What exactly is the risk
At the heart of the concern is a type of encryption called elliptic-curve cryptography (ECC), which is considered to be the mathematical backbone used to secure most crypto transactions. According to Google’s latest research, a future quantum computer could crack a key part of this system, known as ECDLP-256, using roughly 20 times less hardware than earlier estimates had assumed.Consider ECC as a digital lock that is so powerful that it needs much resources to crack it open. Quantum Computing offers a way to crack things that are not been possible with the current systems, like accelerating drug discovery, advancing material science (batteries). Similarly, quantum computers can provide an easy way to break crypto security with lower resources than previously thought.

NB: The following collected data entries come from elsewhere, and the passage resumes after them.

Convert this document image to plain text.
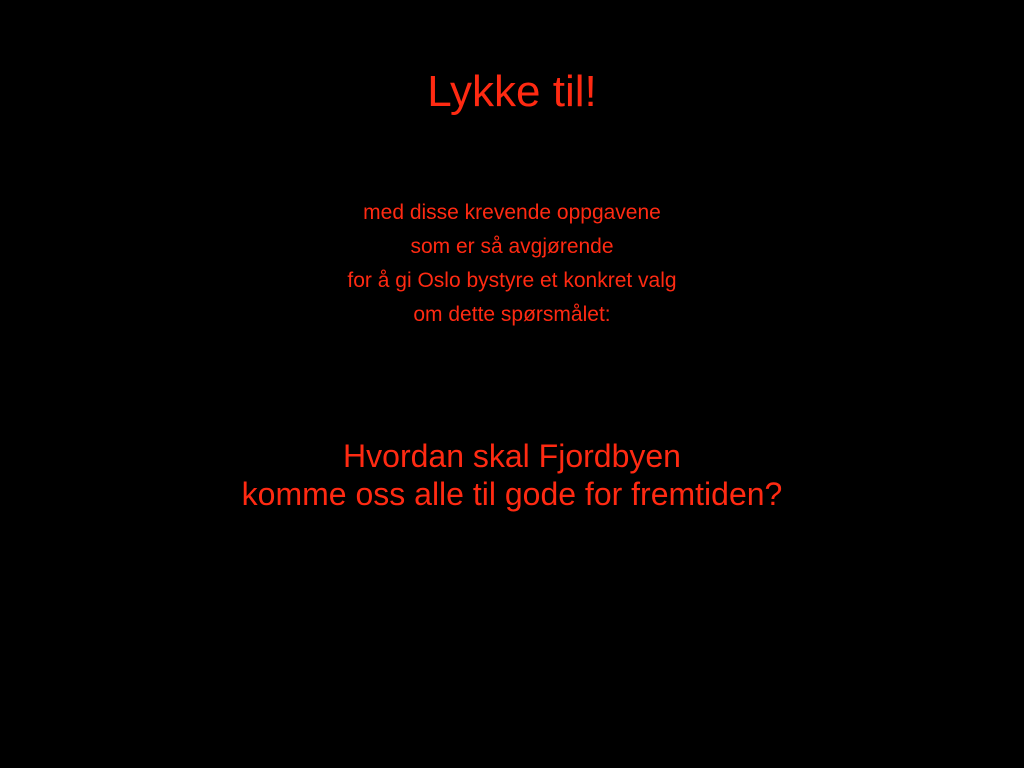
Lykke til!
med disse krevende oppgavene
som er så avgjørende
for å gi Oslo bystyre et konkret valg
om dette spørsmålet:
Hvordan skal Fjordbyen
komme oss alle til gode for fremtiden?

What it means for crypto holders
Should crypto holders panic? Not yet but Google says they should pay attention. Google is clear that Bitcoin and Ethereum are not suddenly vulnerable, and the researchers framed their paper as a warning, giving the industry time to respond. Still, the researchers struck a cautious tone, noting that the window to act is “increasingly narrow” and that the pace of technological progress means developers, exchanges, and wallet providers need to move faster.Google is also pointing to a newer form of security called post-quantum cryptography (PQC) – encryption systems specifically designed to hold up against the power of quantum machines.“We urge all vulnerable cryptocurrency communities to join the migration to PQC without delay,” the researchers wrote. They also added the the US government has also been apprised of this.“To share this research responsibly, we engaged with the U.S. government and developed a new method to describe these vulnerabilities via a zero-knowledge proof, so they can be verified without providing a roadmap for bad actors. We urge other research teams to do the same to keep people safe. We look forward to continuing our work across the industry following our 2029 timeline alongside others working on responsible approaches, like Coinbase, the Stanford Institute for Blockchain Research, and the Ethereum Foundation,” Google added.